What's the difference between PNG and AVIF?
PNG dates from 1996 and is a lossless raster format: it records every pixel exactly. AVIF arrived in 2019 as a still-image format derived from the AV1 video codec, engineered to make the smallest possible files. Both support transparency, but they sit at opposite ends of the spectrum — one prioritises fidelity and compatibility, the other prioritises size.
PNG vs AVIF at a glance
| Feature | PNG | AVIF |
|---|---|---|
| Released | 1996 | 2019 |
| Compression | Lossless | Lossy or lossless |
| Colour | 8/16-bit RGB | Up to 12-bit, HDR, wide gamut |
| Animation | No (APNG) | Yes |
| Browser support | Universal | Chrome, Firefox, Safari 16.4+ |
| Encode speed | Instant | Slow (CPU-heavy) |
| Best for | Editing, compatibility | Fast, modern web delivery |
How much smaller is AVIF than PNG?
AVIF routinely produces files 50% smaller or more than PNG for photographic content, and it generally beats both JPG and WebP at the same visual quality. That efficiency comes from AV1's advanced intra-frame compression. The cost is encode time: building an AVIF is computationally heavy and far slower than PNG's near-instant save, which matters when you're processing images in bulk.
What does AVIF add beyond smaller files?
Size isn't AVIF's only advantage. It supports HDR and 10- to 12-bit wide-gamut colour, plus animation — none of which standard PNG offers. PNG handles up to 16-bit per channel in ordinary RGB with no HDR and no animation (APNG aside). For colour-rich modern imagery destined for capable displays, AVIF simply carries more information per byte.

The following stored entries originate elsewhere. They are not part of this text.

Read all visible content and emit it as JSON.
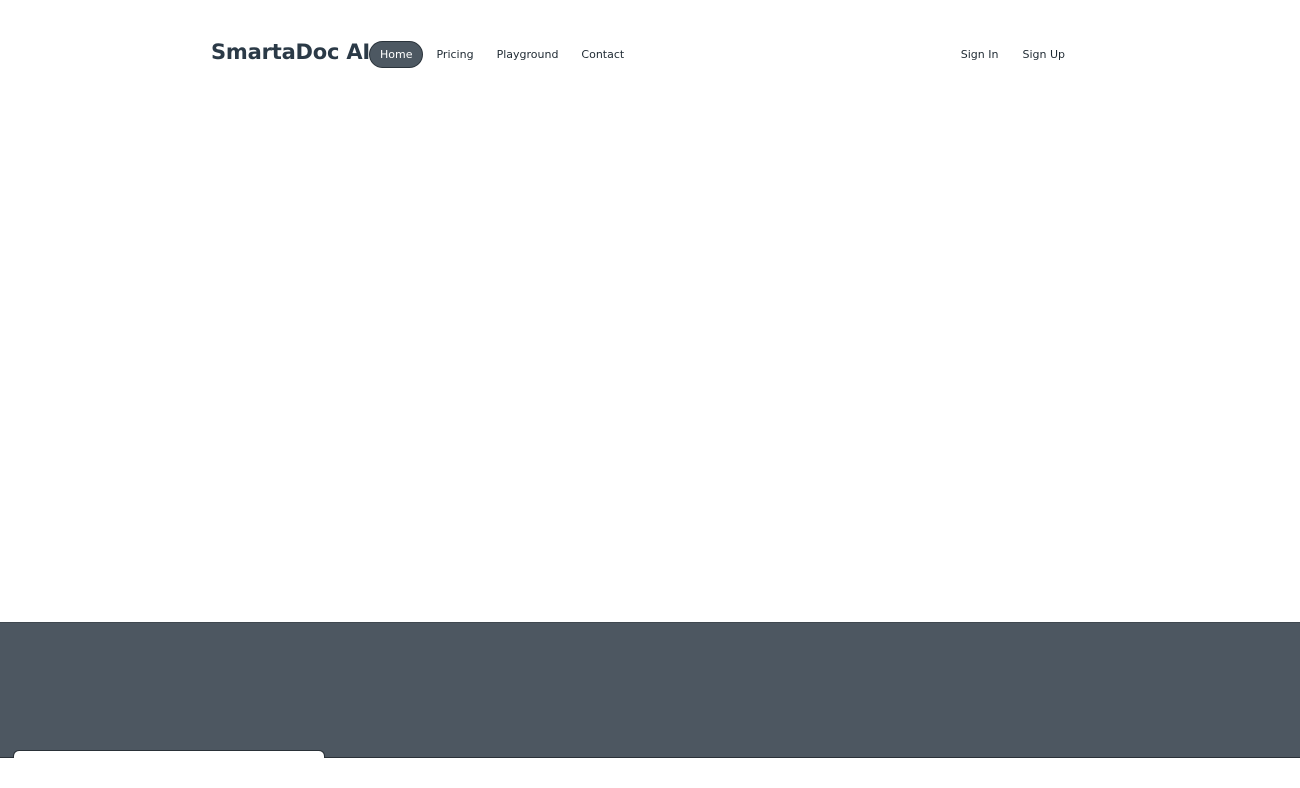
{
  "brand": {
    "name": "SmartaDoc AI"
  },
  "nav": {
    "items": [
      {
        "label": "Home",
        "active": true
      },
      {
        "label": "Pricing",
        "active": false
      },
      {
        "label": "Playground",
        "active": false
      },
      {
        "label": "Contact",
        "active": false
      }
    ]
  },
  "auth": {
    "sign_in": "Sign In",
    "sign_up": "Sign Up"
  },
  "colors": {
    "brand_text": "#2b3a47",
    "active_pill": "#4d5862",
    "footer_bg": "#4d5761"
  }
}
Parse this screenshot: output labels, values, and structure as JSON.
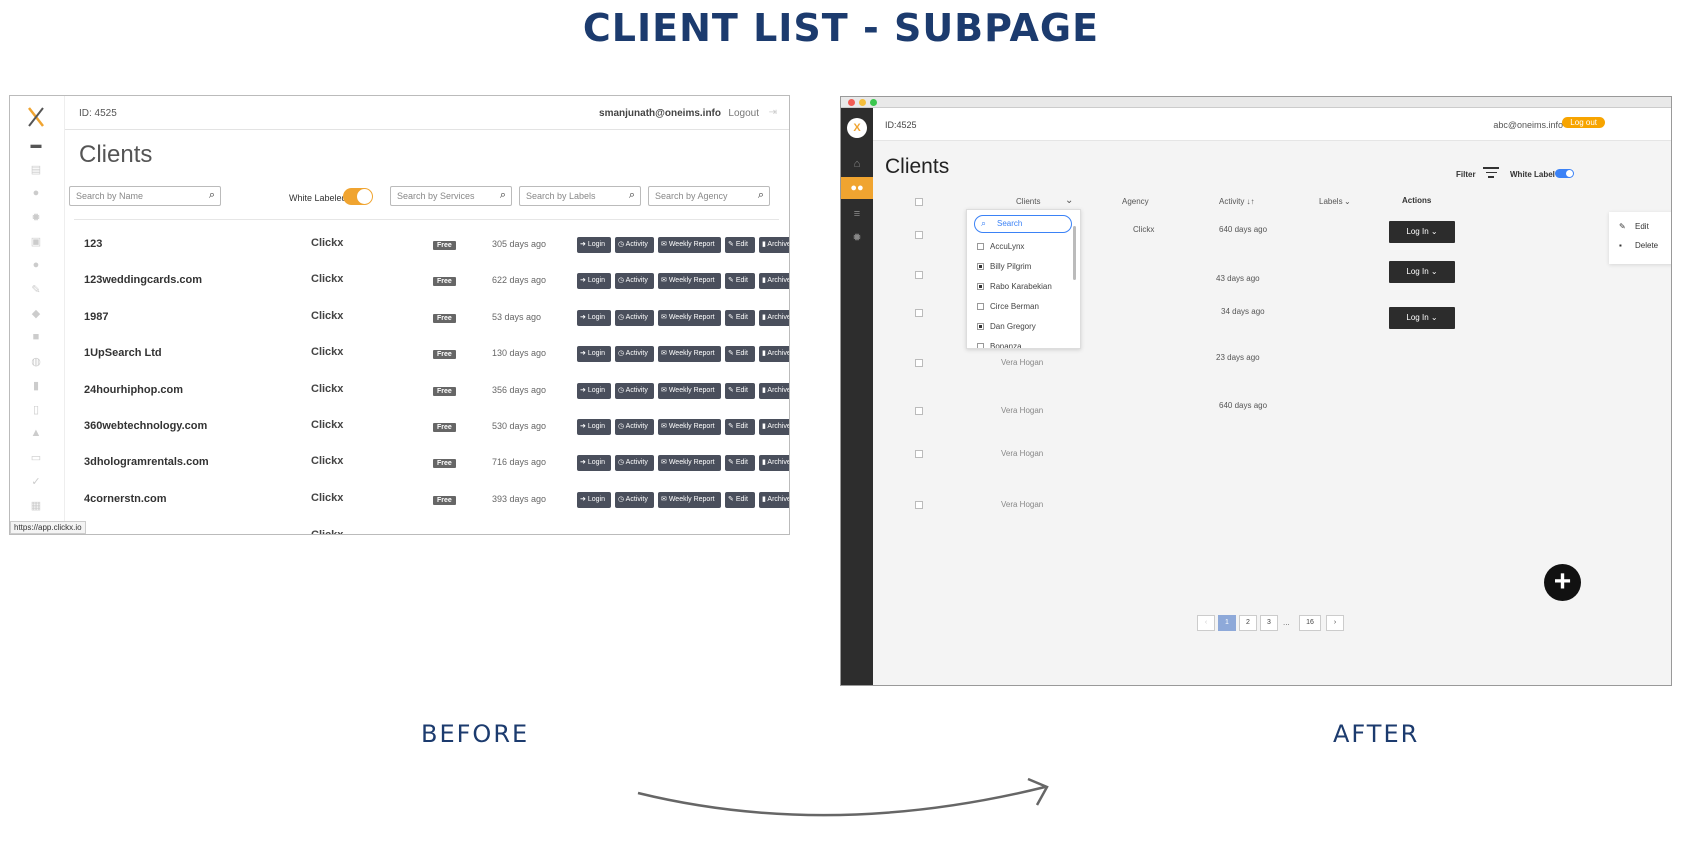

What's the catch with AVIF?
Two things keep PNG relevant: support and encoding. AVIF only landed in Safari with version 16.4 in 2023, so older devices and plenty of desktop software still can't open it — a real problem for files you need to share or archive. And because encoding is slow, AVIF is a poor fit for a working master you edit and re-save repeatedly. PNG opens anywhere and saves instantly.
How do you convert between PNG and AVIF?
If you've been sent an AVIF that won't open, convert AVIF to PNG for a universally compatible copy. If you want smaller web images without AVIF's compatibility gaps, PNG to WebP is a well-supported middle ground. New to the format? See what a PNG is.

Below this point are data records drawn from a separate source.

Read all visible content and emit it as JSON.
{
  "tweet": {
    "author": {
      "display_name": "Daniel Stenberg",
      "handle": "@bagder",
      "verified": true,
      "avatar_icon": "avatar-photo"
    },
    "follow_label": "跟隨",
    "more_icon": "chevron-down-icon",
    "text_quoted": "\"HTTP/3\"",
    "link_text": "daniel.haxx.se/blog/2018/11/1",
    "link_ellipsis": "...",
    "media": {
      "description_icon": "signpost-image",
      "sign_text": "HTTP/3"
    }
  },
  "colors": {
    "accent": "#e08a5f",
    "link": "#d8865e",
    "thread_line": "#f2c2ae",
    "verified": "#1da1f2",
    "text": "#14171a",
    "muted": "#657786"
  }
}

Frequently asked questions
- Is AVIF better than PNG?
- For shipping images on the web, AVIF is smaller and supports richer colour. For a lossless editing master or a file that must open anywhere today, PNG is the safer choice. They suit different jobs.
- Does AVIF support transparency?
- Yes. AVIF has a full alpha channel, so it preserves transparency just like PNG — unusual for such a heavily compressed format.
- Why won't my AVIF file open?
- AVIF only reached Safari in version 16.4 (2023), so older browsers, operating systems, and some desktop software still can't read it. Converting it to PNG gives a file that opens everywhere.
- Is AVIF smaller than WebP?
- Usually, yes — AVIF edges out WebP at the same visual quality, especially on detailed images. The trade-off is that AVIF takes noticeably longer to encode.